Tuesday, May 6, 2008
New Demo using RODS Data
New version of the demo using RODS data -
http://test.ogsadai.org.uk:8080/dai/zipcode-queryfile.jsp
Note:
The data has been split into two databases and these are queried and
the results are displayed to the user. The query is a drop down list
of conditions based on some that are available in the rods dataset.
-- great to see this demo in action!
Daily Lab / POC Activities
Successful grid test with Washington and Columbia
Columbia MonALISA installation completed
T1 installed in lab and lab servers have been reconfigured
Configured PGSQL OGSADAI databases on LAB 1005
Sent grid install instructions to the Mayo Clinic
Additional grid IP's requested for LAB 1001
Variable JSP
Ubuntu does not gracefully handle an IP change... at least not one that is rigged to run VDT installed Globus.
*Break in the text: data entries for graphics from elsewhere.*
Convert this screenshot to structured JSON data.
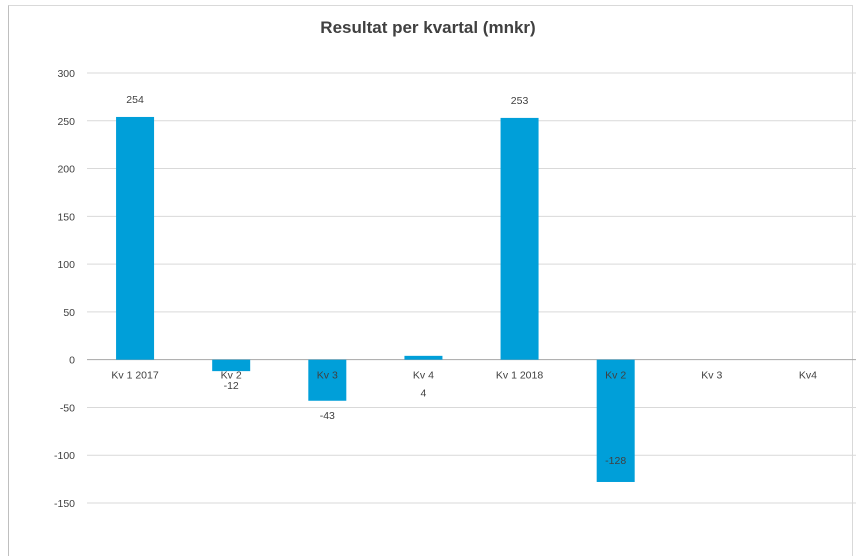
{
  "chart_data": {
    "type": "bar",
    "title": "Resultat per kvartal (mnkr)",
    "categories": [
      "Kv 1 2017",
      "Kv 2",
      "Kv 3",
      "Kv 4",
      "Kv 1 2018",
      "Kv 2",
      "Kv 3",
      "Kv4"
    ],
    "values": [
      254,
      -12,
      -43,
      4,
      253,
      -128,
      null,
      null
    ],
    "data_labels": [
      "254",
      "-12",
      "-43",
      "4",
      "253",
      "-128",
      "",
      ""
    ],
    "ylim": [
      -150,
      300
    ],
    "yticks": [
      300,
      250,
      200,
      150,
      100,
      50,
      0,
      -50,
      -100,
      -150
    ],
    "grid": true,
    "legend": "none",
    "bar_color": "#009fd9"
  }
}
The main issue seems to be with MySQL and PostgreSQL, which are configured strangely on ubuntu... and are causing all sorts of connection havoc.
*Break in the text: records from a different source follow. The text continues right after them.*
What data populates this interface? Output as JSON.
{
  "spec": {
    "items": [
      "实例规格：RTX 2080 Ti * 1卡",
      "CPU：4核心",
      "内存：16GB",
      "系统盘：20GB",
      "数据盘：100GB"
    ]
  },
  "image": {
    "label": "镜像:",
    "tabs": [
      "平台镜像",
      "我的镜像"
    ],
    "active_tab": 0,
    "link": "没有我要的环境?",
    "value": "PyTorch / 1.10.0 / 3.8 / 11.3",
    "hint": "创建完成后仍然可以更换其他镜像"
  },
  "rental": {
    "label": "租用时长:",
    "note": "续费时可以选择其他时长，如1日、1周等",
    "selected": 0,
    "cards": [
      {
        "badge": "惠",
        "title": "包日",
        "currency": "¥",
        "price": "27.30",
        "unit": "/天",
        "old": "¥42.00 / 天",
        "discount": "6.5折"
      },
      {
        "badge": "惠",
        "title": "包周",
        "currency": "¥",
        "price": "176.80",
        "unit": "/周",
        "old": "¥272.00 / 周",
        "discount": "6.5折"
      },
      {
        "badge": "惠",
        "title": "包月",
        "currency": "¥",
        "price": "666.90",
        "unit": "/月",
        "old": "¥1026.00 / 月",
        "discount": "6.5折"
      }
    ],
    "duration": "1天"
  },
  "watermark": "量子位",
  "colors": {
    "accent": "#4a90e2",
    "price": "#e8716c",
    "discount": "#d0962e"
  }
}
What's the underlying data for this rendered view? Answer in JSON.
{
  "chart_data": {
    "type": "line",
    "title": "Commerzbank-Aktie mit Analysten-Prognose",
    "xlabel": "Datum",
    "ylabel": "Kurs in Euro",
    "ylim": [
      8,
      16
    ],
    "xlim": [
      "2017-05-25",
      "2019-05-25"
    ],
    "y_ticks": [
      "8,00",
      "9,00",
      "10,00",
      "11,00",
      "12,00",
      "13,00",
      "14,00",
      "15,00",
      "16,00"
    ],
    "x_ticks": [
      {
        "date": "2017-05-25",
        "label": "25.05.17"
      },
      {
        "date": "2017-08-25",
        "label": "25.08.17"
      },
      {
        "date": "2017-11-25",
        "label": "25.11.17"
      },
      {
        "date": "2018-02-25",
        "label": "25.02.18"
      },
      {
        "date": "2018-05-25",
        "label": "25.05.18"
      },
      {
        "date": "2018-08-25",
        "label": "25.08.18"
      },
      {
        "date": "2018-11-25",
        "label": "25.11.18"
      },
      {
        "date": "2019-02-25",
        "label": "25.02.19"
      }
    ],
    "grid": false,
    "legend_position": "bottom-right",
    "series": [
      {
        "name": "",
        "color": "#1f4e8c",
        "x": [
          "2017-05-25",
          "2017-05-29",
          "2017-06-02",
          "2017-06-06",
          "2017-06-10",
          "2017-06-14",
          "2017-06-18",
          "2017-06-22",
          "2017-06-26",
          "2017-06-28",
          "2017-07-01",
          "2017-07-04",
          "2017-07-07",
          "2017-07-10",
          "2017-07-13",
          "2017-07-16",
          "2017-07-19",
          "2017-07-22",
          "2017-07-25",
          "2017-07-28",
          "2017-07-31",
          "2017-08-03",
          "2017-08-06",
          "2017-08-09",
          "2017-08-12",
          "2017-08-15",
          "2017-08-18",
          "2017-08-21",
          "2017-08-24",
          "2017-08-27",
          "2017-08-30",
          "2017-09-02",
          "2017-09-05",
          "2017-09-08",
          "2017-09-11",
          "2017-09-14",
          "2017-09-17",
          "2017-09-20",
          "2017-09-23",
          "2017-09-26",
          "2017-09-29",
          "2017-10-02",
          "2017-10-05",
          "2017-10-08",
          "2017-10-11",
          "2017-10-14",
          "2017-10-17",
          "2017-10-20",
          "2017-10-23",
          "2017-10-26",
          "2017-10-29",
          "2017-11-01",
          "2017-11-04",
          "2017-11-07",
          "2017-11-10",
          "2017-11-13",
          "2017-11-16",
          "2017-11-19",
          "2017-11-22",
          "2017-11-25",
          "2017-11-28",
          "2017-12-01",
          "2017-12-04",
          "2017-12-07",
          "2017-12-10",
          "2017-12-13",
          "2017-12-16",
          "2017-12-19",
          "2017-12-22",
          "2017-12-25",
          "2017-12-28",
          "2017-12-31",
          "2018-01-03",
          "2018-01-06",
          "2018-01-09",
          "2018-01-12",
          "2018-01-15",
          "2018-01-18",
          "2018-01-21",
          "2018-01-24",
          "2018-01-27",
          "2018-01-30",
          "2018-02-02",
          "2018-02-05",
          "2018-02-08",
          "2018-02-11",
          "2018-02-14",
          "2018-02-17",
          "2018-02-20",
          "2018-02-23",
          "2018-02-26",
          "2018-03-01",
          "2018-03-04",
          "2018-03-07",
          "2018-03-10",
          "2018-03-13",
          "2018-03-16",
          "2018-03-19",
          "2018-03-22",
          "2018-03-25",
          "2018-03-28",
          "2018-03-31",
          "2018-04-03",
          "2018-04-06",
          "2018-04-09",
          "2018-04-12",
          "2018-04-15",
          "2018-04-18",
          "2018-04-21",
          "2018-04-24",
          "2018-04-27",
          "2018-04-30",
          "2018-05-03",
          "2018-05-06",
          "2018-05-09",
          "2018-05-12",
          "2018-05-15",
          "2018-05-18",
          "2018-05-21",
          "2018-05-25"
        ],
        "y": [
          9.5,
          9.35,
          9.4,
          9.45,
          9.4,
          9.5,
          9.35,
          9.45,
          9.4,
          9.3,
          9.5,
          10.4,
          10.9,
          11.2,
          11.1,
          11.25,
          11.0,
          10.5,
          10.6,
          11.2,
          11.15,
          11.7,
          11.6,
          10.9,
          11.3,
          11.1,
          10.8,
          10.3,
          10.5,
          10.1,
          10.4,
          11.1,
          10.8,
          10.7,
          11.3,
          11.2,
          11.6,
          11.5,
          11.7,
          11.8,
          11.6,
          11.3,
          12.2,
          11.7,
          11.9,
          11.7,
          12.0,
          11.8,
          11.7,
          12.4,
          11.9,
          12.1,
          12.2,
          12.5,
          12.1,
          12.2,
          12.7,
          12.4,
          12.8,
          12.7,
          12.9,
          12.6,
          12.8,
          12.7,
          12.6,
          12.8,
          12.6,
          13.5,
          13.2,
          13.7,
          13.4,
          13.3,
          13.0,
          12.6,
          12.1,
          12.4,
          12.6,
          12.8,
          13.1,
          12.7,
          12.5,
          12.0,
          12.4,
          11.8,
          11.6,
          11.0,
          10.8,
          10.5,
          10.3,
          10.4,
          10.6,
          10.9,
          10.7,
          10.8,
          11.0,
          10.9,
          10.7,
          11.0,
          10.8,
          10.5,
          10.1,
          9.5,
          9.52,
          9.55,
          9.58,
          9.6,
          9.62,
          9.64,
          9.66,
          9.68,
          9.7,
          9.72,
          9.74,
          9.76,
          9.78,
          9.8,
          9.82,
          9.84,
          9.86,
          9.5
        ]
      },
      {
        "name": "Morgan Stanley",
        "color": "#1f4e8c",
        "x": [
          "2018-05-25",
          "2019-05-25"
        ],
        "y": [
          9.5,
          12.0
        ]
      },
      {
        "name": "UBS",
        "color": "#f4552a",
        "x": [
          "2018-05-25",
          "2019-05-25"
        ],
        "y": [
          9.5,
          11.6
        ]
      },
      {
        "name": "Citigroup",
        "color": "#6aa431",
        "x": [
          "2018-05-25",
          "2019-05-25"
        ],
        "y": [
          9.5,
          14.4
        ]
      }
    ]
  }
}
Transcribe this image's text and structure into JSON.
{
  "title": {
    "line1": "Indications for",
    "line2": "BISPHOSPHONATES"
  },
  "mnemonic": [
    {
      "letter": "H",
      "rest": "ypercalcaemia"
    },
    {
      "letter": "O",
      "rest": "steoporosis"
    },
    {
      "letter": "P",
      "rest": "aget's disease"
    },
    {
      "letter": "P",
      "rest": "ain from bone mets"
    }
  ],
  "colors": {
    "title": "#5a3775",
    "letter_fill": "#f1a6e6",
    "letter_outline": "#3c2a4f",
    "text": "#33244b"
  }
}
But, I moved a bunch of the code I was working on to a Suse server, got the JSP running again, and now have the ability to pass in different queries. My next set of plans is to get the OpenMRS dataset onto the Suse server and then allow for different pulls from different databases... after that I want to implement a resource discovery subroutine that will work to populate the available resources of a given OGSA-DAI instance.
Thursday, May 1, 2008
Ian Foster and PHGrid
Our team was contacted by Ian today, and we are honored by his support and look forward to globus grid discussions with him in the future.
For more information, you can visit his personal blog.
That's one JSP down
After dynamic inputs, I will want to start the dynamic population of inputs... so that the client queries the grid to figure out the OD resources at a given node... and on a separate front, I will start looking at trying to dynamically select from multiple sources at once.
Another thing that was discussed today was how to implement distributed Natural Language Processing using Globus and it's tools. There was lots of discussions of Apache AXIS and OPAL and which might be a better "wrap this interface and make a set of WS code ready to deploy to a container" tool... One of the notable quotes brought up during this was that "Web services are pretty much the Rube Goldberg devices of the Internet."
Daily Lab / POC Activities
- We are currently having a T1 installed in the NCPHI lab. This is causing port issues on the previous NCPHI grid node in the 50000 to 51000 port range. The NCPHI grid node's internal and external IP address will be changing once the connection goes live. Chris is working on remapping the Globus ports to the new IP address. For the time being, we are asking the new sites to test GridFTP with Dallas instead of the NCPHI node.
- Columbia was able to perform a successful GridFTP file transfer with the Dallas node. Columbia was also able to receive data from NCPHI, but was not able to send data to NCPHI due to firewall issues on the NCPHI side.
- Washington was issued new certificates and attempted a GridFTP transfer with NCPHI that resulted in failure. (NCPHI firewall issues) I sent new test instructions to Washington so they can run a GridFTP test on the Dallas server. This test should happen sometime today.